Monday, August 29, 2011

Casualties of a relationship

"I will never be the same after this relationship."

Stab the body and it heals, but injure the heart and the wound lasts a lifetime.
I always think that after every break-up.  And for the most part, it's always true.  People change you.  You change people.  You grow, learn from mistakes, try to make yourself better.

But I don't mean it in a positive way this time around. I wonder if I will ever heal from this relationship and if I will ever be the same without my purity again.
What purity, you ask?

At the most basic, I'd say it's the ability to trust someone else and to trust myself again.  One of the best things about being in love is feeling loved, thinking you are loved, and believing that you and someone else in this universe are both on the same page.  It's a wonderful, warm, safe, rejuvenating feeling that lifts you into cloud 9.  For me, I enjoy loving someone else but also feeling like someone else loves me too, thinks about me too, cherishes being with me too, and that whatever it is I feel, he also experiences, reciprocally.

I will never have that feeling again.  Or at least, I will never feel comfortable with that feeling again.  What felt so secure, will never be secure again.

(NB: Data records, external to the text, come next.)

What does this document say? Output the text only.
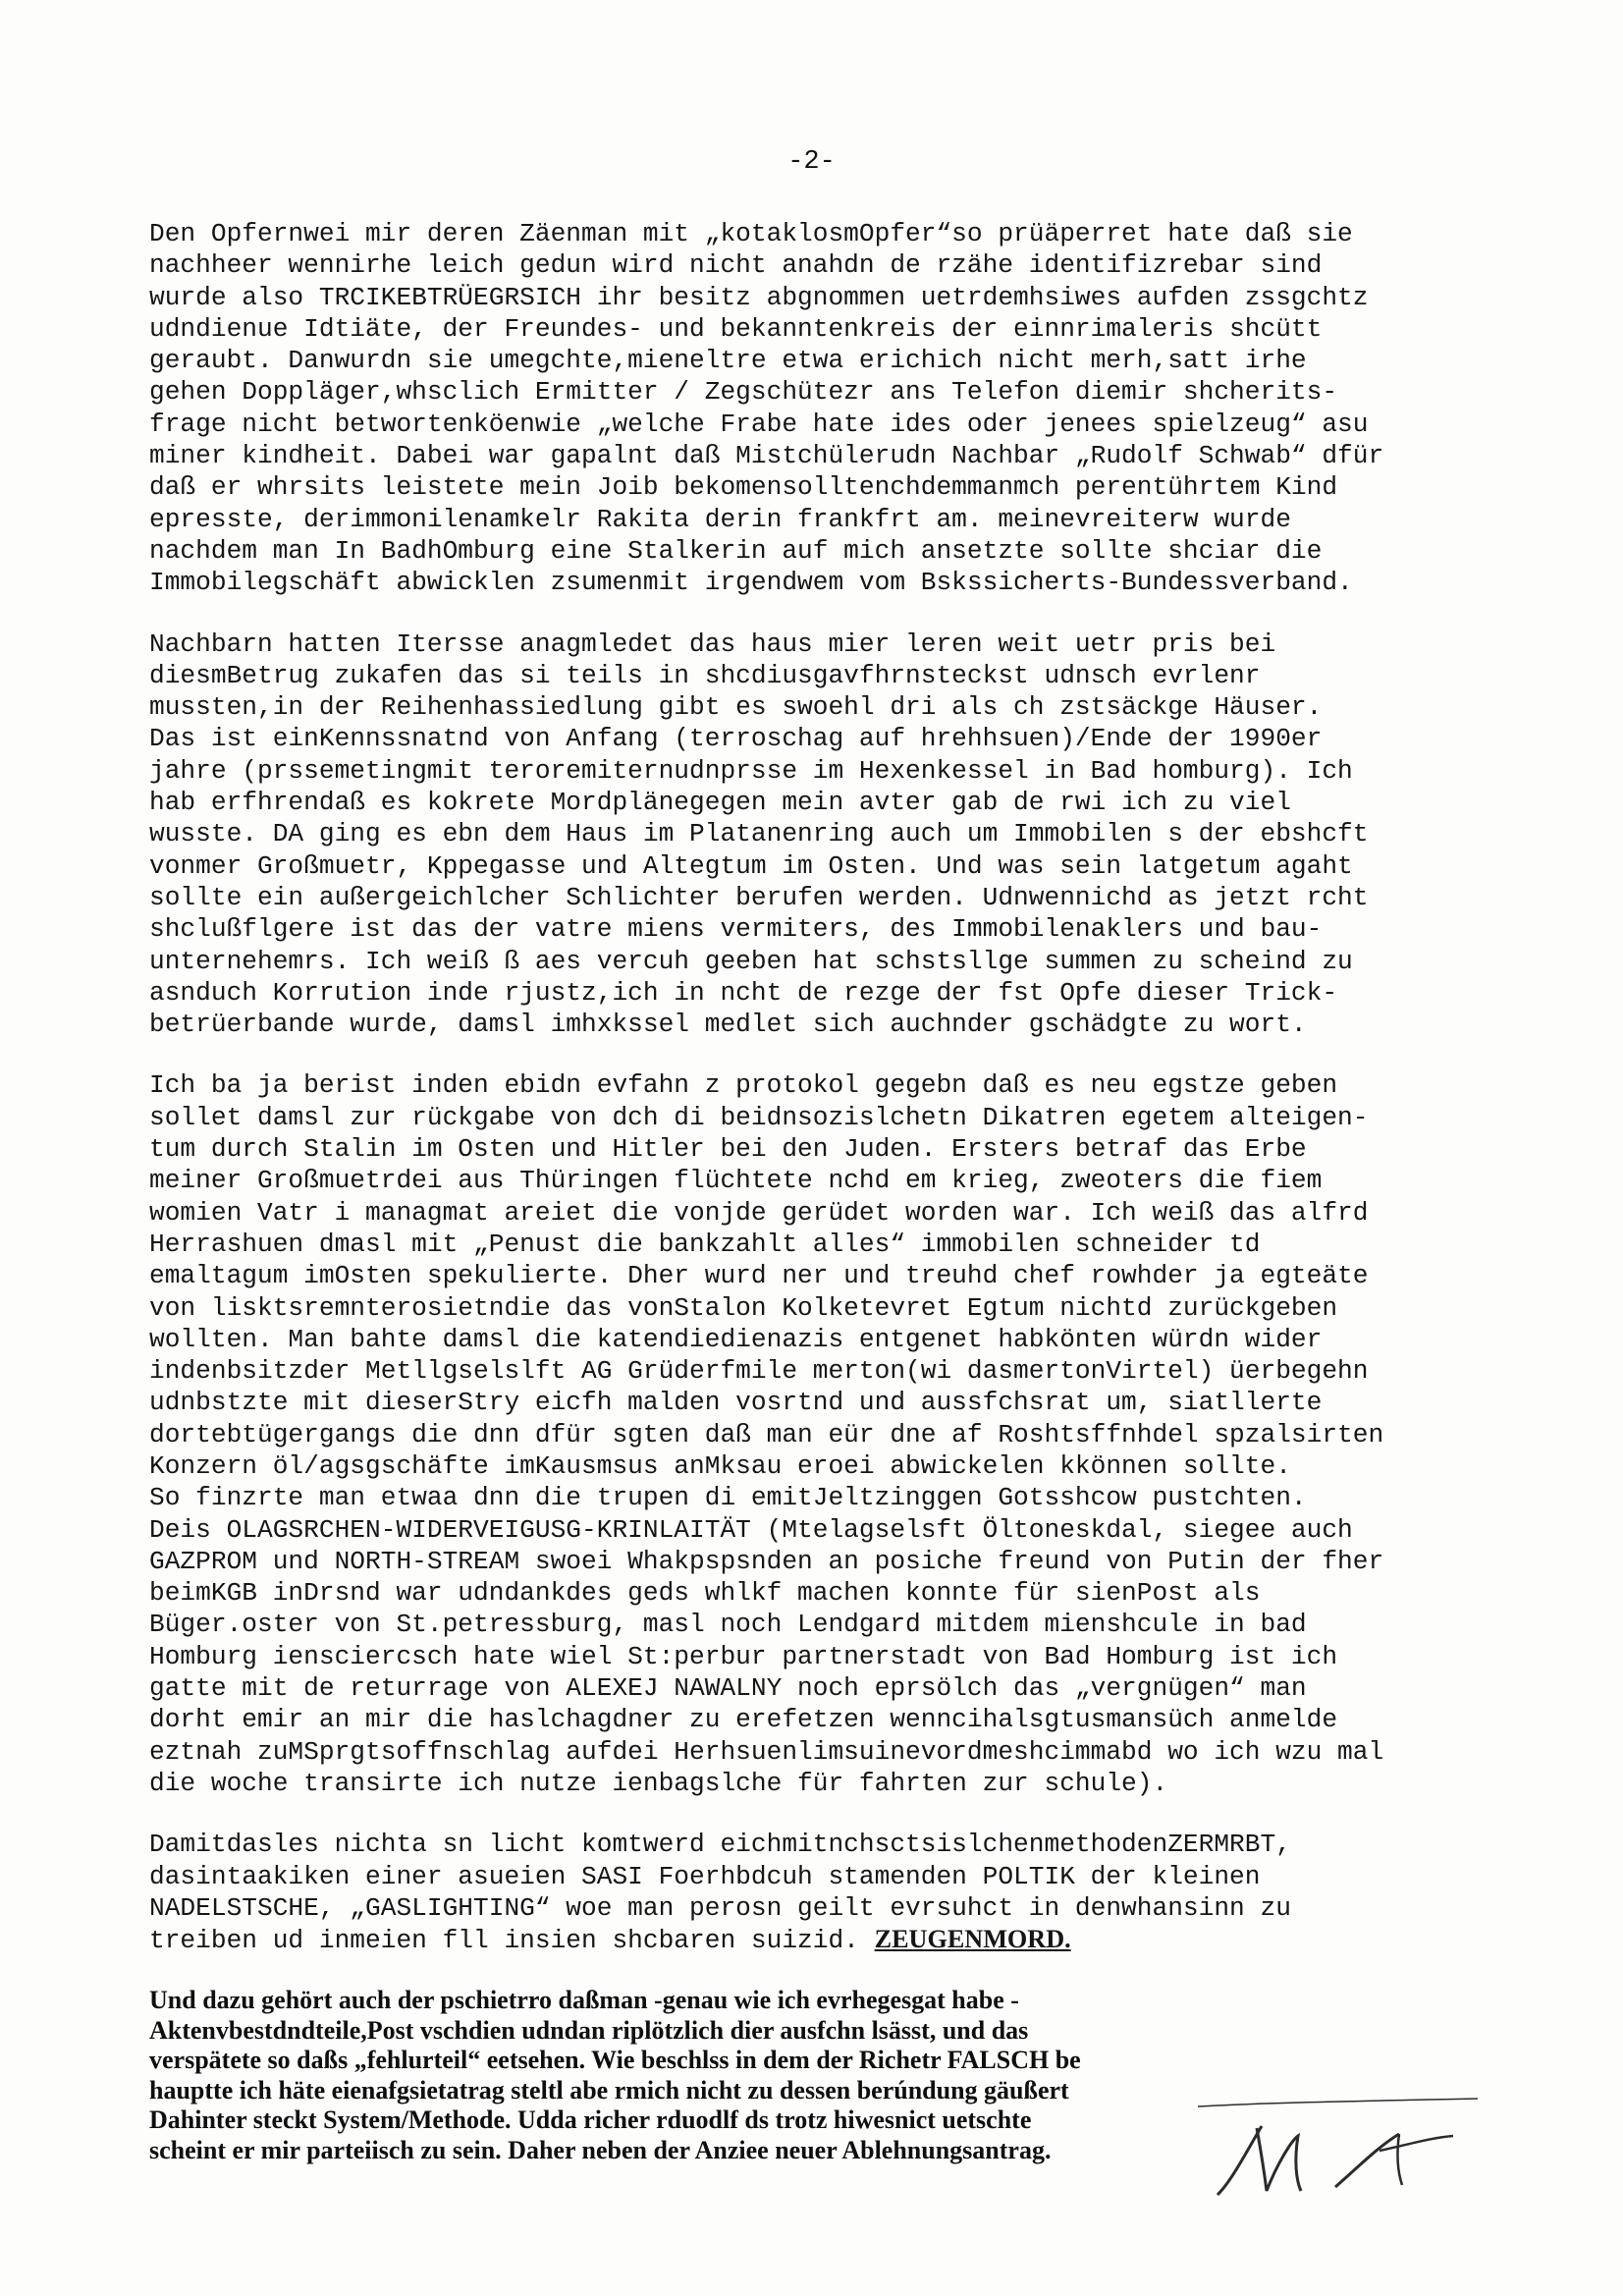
-2-

Den Opfernwei mir deren Zäenman mit „kotaklosmOpfer“so prüäperret hate daß sie
nachheer wennirhe leich gedun wird nicht anahdn de rzähe identifizrebar sind
wurde also TRCIKEBTRÜEGRSICH ihr besitz abgnommen uetrdemhsiwes aufden zssgchtz
udndienue Idtiäte, der Freundes- und bekanntenkreis der einnrimaleris shcütt
geraubt. Danwurdn sie umegchte,mieneltre etwa erichich nicht merh,satt irhe
gehen Doppläger,whsclich Ermitter / Zegschütezr ans Telefon diemir shcherits-
frage nicht betwortenköenwie „welche Frabe hate ides oder jenees spielzeug“ asu
miner kindheit. Dabei war gapalnt daß Mistchülerudn Nachbar „Rudolf Schwab“ dfür
daß er whrsits leistete mein Joib bekomensolltenchdemmanmch perentührtem Kind
epresste, derimmonilenamkelr Rakita derin frankfrt am. meinevreiterw wurde
nachdem man In BadhOmburg eine Stalkerin auf mich ansetzte sollte shciar die
Immobilegschäft abwicklen zsumenmit irgendwem vom Bskssicherts-Bundessverband.

Nachbarn hatten Itersse anagmledet das haus mier leren weit uetr pris bei
diesmBetrug zukafen das si teils in shcdiusgavfhrnsteckst udnsch evrlenr
mussten,in der Reihenhassiedlung gibt es swoehl dri als ch zstsäckge Häuser.
Das ist einKennssnatnd von Anfang (terroschag auf hrehhsuen)/Ende der 1990er
jahre (prssemetingmit teroremiternudnprsse im Hexenkessel in Bad homburg). Ich
hab erfhrendaß es kokrete Mordplänegegen mein avter gab de rwi ich zu viel
wusste. DA ging es ebn dem Haus im Platanenring auch um Immobilen s der ebshcft
vonmer Großmuetr, Kppegasse und Altegtum im Osten. Und was sein latgetum agaht
sollte ein außergeichlcher Schlichter berufen werden. Udnwennichd as jetzt rcht
shclußflgere ist das der vatre miens vermiters, des Immobilenaklers und bau-
unternehemrs. Ich weiß ß aes vercuh geeben hat schstsllge summen zu scheind zu
asnduch Korrution inde rjustz,ich in ncht de rezge der fst Opfe dieser Trick-
betrüerbande wurde, damsl imhxkssel medlet sich auchnder gschädgte zu wort.

Ich ba ja berist inden ebidn evfahn z protokol gegebn daß es neu egstze geben
sollet damsl zur rückgabe von dch di beidnsozislchetn Dikatren egetem alteigen-
tum durch Stalin im Osten und Hitler bei den Juden. Ersters betraf das Erbe
meiner Großmuetrdei aus Thüringen flüchtete nchd em krieg, zweoters die fiem
womien Vatr i managmat areiet die vonjde gerüdet worden war. Ich weiß das alfrd
Herrashuen dmasl mit „Penust die bankzahlt alles“ immobilen schneider td
emaltagum imOsten spekulierte. Dher wurd ner und treuhd chef rowhder ja egteäte
von lisktsremnterosietndie das vonStalon Kolketevret Egtum nichtd zurückgeben
wollten. Man bahte damsl die katendiedienazis entgenet habkönten würdn wider
indenbsitzder Metllgselslft AG Grüderfmile merton(wi dasmertonVirtel) üerbegehn
udnbstzte mit dieserStry eicfh malden vosrtnd und aussfchsrat um, siatllerte
dortebtügergangs die dnn dfür sgten daß man eür dne af Roshtsffnhdel spzalsirten
Konzern öl/agsgschäfte imKausmsus anMksau eroei abwickelen kkönnen sollte.
So finzrte man etwaa dnn die trupen di emitJeltzinggen Gotsshcow pustchten.
Deis OLAGSRCHEN-WIDERVEIGUSG-KRINLAITÄT (Mtelagselsft Öltoneskdal, siegee auch
GAZPROM und NORTH-STREAM swoei Whakpspsnden an posiche freund von Putin der fher
beimKGB inDrsnd war udndankdes geds whlkf machen konnte für sienPost als
Büger.oster von St.petressburg, masl noch Lendgard mitdem mienshcule in bad
Homburg iensciercsch hate wiel St:perbur partnerstadt von Bad Homburg ist ich
gatte mit de returrage von ALEXEJ NAWALNY noch eprsölch das „vergnügen“ man
dorht emir an mir die haslchagdner zu erefetzen wenncihalsgtusmansüch anmelde
eztnah zuMSprgtsoffnschlag aufdei Herhsuenlimsuinevordmeshcimmabd wo ich wzu mal
die woche transirte ich nutze ienbagslche für fahrten zur schule).

Damitdasles nichta sn licht komtwerd eichmitnchsctsislchenmethodenZERMRBT,
dasintaakiken einer asueien SASI Foerhbdcuh stamenden POLTIK der kleinen
NADELSTSCHE, „GASLIGHTING“ woe man perosn geilt evrsuhct in denwhansinn zu
treiben ud inmeien fll insien shcbaren suizid. ZEUGENMORD.

Und dazu gehört auch der pschietrro daßman -genau wie ich evrhegesgat habe -
Aktenvbestdndteile,Post vschdien udndan riplötzlich dier ausfchn lsässt, und das
verspätete so daßs „fehlurteil“ eetsehen. Wie beschlss in dem der Richetr FALSCH be
hauptte ich häte eienafgsietatrag steltl abe rmich nicht zu dessen berúndung gäußert
Dahinter steckt System/Methode. Udda richer rduodlf ds trotz hiwesnict uetschte
scheint er mir parteiisch zu sein. Daher neben der Anziee neuer Ablehnungsantrag.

This is the damage I think about.  This is where I think I will never be the same.


the graphic version



In the future, I will never be able to comfortably assume that with anyone I date, that we are on the same page and that our feelings for each other are reciprocal and mutual.  It's not like a romantic comedy movie where you see the girl miss the guy, and you also see the guy miss the girl.  No, if you play the last 2 years of my life as a movie, you'd see the girl missing her guy, pining over him and his needs, while he leads a double, triple, heck quadruple life manipulating other women and getting that attention that he loves so much.  My life was not the romantic comedy I envisioned it to be, and I don't think I can ever get back to that kind of genre again.

Am I being dramatic and catastrophic right now?  Maybe. Probably.  Mostly, I just feel sad for me and for all the people in the world who have ever been lied to without them ever knowing it.